The counter-"stack" of cards that survive for any length of time in 24/7 is limited to two 240 GTs, one of which has the crappy fan these have blowing on it's last pipe, and a passively cooled 6200 which never got real use out of it (was idling as a second video card in a three-head system).
Of course the surviving cards are all the cheap ones, the expensive one all bite the dust.
In no particular order this stack has:
- A 6600gt, my first video card that I bought with dual-link DVI. At the time my machine didn't have a 30" display, I just wanted to be prepared, and switch to 30" without downtime. As events unfolded, not only did this thing die before I ever used dual-link DVI, it took down the whole machine (bus lockup). Nice to debug, too, good scare when there's no post. Bought this one new when it was full price.
- A 7800GTX which I actually did have when I switched from 24" to 30" and needed dual-link DVI>. Payed good money for that one, so that I get good cooling and a quality card, right? Nah. So this one has one dual-link DVI, and it tried to do dual-link (a card with no dual-link won't allow the driver to run, but it had distorted picture when this port was used at 2560x1600, although it was perfectly fine (and still is) for 1920x1200.
- I then slammed in the GT 240. Surprisingly, this one never died. Can you believe that? A NVidia card that did not die. Sadly, however, I couldn't use it. It had working dual-link DVI all right, but the second port is VGA. In my triple-head system that meant that I couldn't put the 30" display together with my primary display on the first card. That's bad, because as I bugged earlier, xv (which I prefer to use for video) in the current NVidia drivers is broken, you can only use xv on the first card in a multi-card system.

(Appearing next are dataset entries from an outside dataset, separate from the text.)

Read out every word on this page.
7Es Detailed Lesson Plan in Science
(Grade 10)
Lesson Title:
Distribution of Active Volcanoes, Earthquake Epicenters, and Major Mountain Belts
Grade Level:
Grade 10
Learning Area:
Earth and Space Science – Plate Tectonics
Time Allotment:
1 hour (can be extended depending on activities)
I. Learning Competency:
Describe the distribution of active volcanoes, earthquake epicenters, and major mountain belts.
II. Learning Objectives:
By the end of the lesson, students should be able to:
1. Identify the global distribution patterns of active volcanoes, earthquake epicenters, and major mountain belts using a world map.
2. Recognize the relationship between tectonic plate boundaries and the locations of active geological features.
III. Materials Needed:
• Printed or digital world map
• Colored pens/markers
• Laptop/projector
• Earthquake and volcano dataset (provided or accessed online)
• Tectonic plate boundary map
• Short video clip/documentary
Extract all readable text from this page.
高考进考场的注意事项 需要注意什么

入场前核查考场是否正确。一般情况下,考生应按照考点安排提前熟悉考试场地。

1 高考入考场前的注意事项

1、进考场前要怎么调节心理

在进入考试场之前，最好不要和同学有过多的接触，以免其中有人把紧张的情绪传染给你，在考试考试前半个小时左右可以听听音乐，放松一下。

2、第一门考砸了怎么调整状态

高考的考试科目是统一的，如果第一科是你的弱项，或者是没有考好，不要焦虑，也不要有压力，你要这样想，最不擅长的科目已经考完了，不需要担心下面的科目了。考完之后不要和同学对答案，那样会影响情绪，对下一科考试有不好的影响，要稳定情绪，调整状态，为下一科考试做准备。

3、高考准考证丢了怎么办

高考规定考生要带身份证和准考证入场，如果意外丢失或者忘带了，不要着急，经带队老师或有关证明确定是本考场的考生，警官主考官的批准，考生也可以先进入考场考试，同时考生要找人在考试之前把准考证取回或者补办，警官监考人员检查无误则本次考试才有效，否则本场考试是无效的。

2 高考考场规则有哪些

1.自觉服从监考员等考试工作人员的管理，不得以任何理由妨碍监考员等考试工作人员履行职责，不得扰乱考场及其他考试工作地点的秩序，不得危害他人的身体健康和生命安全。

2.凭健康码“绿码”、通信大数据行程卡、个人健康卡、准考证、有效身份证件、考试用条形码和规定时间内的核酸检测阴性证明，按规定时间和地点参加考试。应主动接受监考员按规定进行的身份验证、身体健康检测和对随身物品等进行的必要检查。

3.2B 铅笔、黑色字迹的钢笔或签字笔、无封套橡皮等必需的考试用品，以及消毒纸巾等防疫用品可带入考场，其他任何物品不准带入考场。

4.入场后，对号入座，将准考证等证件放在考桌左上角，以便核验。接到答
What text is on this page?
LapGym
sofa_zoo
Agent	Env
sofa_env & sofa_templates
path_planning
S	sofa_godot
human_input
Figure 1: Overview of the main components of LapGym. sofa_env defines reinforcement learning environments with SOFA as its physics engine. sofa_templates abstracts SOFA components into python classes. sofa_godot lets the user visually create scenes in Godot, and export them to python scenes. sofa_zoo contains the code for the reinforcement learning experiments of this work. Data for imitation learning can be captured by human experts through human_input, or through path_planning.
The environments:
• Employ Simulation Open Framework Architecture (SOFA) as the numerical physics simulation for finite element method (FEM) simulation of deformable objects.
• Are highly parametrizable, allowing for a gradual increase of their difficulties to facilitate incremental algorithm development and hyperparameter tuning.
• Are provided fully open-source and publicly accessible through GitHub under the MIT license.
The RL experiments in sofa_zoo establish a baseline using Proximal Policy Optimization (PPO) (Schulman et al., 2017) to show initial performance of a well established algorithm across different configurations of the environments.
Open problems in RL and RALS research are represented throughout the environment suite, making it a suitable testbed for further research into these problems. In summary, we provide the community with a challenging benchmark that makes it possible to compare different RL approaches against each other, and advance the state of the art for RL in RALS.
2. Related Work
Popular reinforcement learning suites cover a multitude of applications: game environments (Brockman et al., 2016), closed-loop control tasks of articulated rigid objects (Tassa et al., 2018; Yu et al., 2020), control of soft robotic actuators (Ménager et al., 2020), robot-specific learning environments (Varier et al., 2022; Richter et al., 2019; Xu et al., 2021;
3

So no, go, this one had to go and as I said the fan was not up to 24/7 operations.
- Then came the victim of this issue from this thread:
A 7900 GTX. Expensive, too. Good card. Except for the hangs. Thanks to no official ever showing up in our thread about the interrupt issue to this day I do not know whether I was just having video hangs there or whether harddrive and other interrupts where thrown out too (aka is this a bus hang?). Anyway, dead as a doornail.
Yes I know I should have known better than to trust NVidia, rumors of problems with the 7900 chips were there almost from day one.
- The top one with the strange cooler is a dead 6800 Ultra which I threw in for good measure. Although it never took down this system that is supposed to pile up nines of reliability it's still just another dead NVidia card (distorted picture).
So, where does that leave us?
The excellent work that Aaron and Zander are doing on the binary NVidia drivers, and the ally they are in the fight to keep what Xorg names "Zaphod" mode alive, all goes to /dev/null. This crap just doesn't work reliably, hardware-wise.
On top of that nothing is ever done or attempted done about the little problem of optimus support. Not that I would buy a laptop with NVidia chip after this.